このシラーも基本的にはそのライン。ただ、これも上品で、シラーの持つ野性味がほどよく抑え込まれている。グランポレールとしては珍しくイガイガした感じのタンニンも、この程度の攻撃性があったほうがシラーらしいとおもって好印象だった……のだけれど、このワインの醸造に携わった渡邉真介さんによると、このタンニンはもっと上質で表現力豊かなものにしたいのだそうだ。

シラーを特徴づけるコショウのニュアンスは「安曇野池田シラー 2021」では粗削りの黒コショウというよりもテーブルコショー的な控えめなもの。

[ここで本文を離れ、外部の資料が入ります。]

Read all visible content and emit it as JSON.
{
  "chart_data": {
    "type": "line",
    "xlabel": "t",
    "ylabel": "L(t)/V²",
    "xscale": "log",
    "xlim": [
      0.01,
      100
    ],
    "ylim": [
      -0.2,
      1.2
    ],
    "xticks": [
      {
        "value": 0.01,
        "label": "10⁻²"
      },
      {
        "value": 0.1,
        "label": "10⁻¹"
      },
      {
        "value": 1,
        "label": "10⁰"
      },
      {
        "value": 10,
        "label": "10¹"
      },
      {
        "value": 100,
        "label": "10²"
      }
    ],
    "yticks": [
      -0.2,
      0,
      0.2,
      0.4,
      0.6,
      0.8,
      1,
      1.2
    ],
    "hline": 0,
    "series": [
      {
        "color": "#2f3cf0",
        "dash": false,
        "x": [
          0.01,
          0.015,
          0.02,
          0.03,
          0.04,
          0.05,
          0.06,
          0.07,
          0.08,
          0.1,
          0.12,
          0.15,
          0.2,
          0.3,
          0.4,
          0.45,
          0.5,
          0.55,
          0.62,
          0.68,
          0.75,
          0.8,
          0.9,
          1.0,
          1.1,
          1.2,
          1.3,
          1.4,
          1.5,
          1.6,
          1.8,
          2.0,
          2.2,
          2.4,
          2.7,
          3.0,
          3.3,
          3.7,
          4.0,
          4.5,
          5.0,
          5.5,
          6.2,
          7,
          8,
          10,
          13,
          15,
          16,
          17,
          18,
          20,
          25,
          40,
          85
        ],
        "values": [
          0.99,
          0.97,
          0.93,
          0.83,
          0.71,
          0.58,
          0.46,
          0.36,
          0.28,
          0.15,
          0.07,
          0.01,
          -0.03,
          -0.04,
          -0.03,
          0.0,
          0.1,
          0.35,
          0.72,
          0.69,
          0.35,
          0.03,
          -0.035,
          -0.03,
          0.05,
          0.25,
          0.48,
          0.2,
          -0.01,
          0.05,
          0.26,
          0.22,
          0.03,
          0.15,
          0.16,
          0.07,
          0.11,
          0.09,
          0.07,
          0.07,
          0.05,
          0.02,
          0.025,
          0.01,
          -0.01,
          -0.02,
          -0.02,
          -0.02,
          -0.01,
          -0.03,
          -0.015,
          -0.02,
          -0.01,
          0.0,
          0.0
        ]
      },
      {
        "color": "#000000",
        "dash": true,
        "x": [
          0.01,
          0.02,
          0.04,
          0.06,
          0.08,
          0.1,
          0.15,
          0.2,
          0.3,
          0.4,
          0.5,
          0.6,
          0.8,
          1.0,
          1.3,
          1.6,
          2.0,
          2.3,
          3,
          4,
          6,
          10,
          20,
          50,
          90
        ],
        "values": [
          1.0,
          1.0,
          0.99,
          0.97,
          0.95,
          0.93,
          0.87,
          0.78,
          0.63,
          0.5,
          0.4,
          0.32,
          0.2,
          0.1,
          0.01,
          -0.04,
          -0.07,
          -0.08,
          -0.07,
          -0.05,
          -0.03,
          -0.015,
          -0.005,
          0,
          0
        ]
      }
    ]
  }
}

また、熟成期間が長いからなのか、若干、和風な、様々な木や草が織りなすような香りがあるのが個性的で面白かった。

そして最後が「グランポレール 安曇野池田カベルネ・ソーヴィニヨン 2021」。カベルネ・ソーヴィニヨンはピノ・ノワールと双璧をなす赤ワイン用の定番ブドウ。これぞ赤ワインという、熟した果実感、濃密なタンニン、そしてそこに酸味を経糸のように通してまとめていくのが造り手の腕の見せどころなのだけれど……グランポレールの選択はこれまた実に誠実なものだった。

そもそも複雑性に富むカベルネ・ソーヴィニヨンを主体としたワインは、技巧的で難解なワインを造るのに向いている。しかし、しばしばそれが不自然に大げさに表現されて鼻につくことがある。グランポレールのこのワインは、そういう虚勢めいた大仰さがない。素直に果実の魅力を引き出すことに技術を使っていると感じられる。また、カベルネ・ソーヴィニヨンらしい、充実感、凝縮感はあるものの、ドロっとしたワインとは真逆のスムーズさで、まろやかな口当たり、上品な酸味とタンニンの、親しみやすい温かみをもったワインとしてまとまっている。10年待たないと真価を発揮しない、みたいなこともなく、収穫から約4年の今で、十分に飲み頃だ。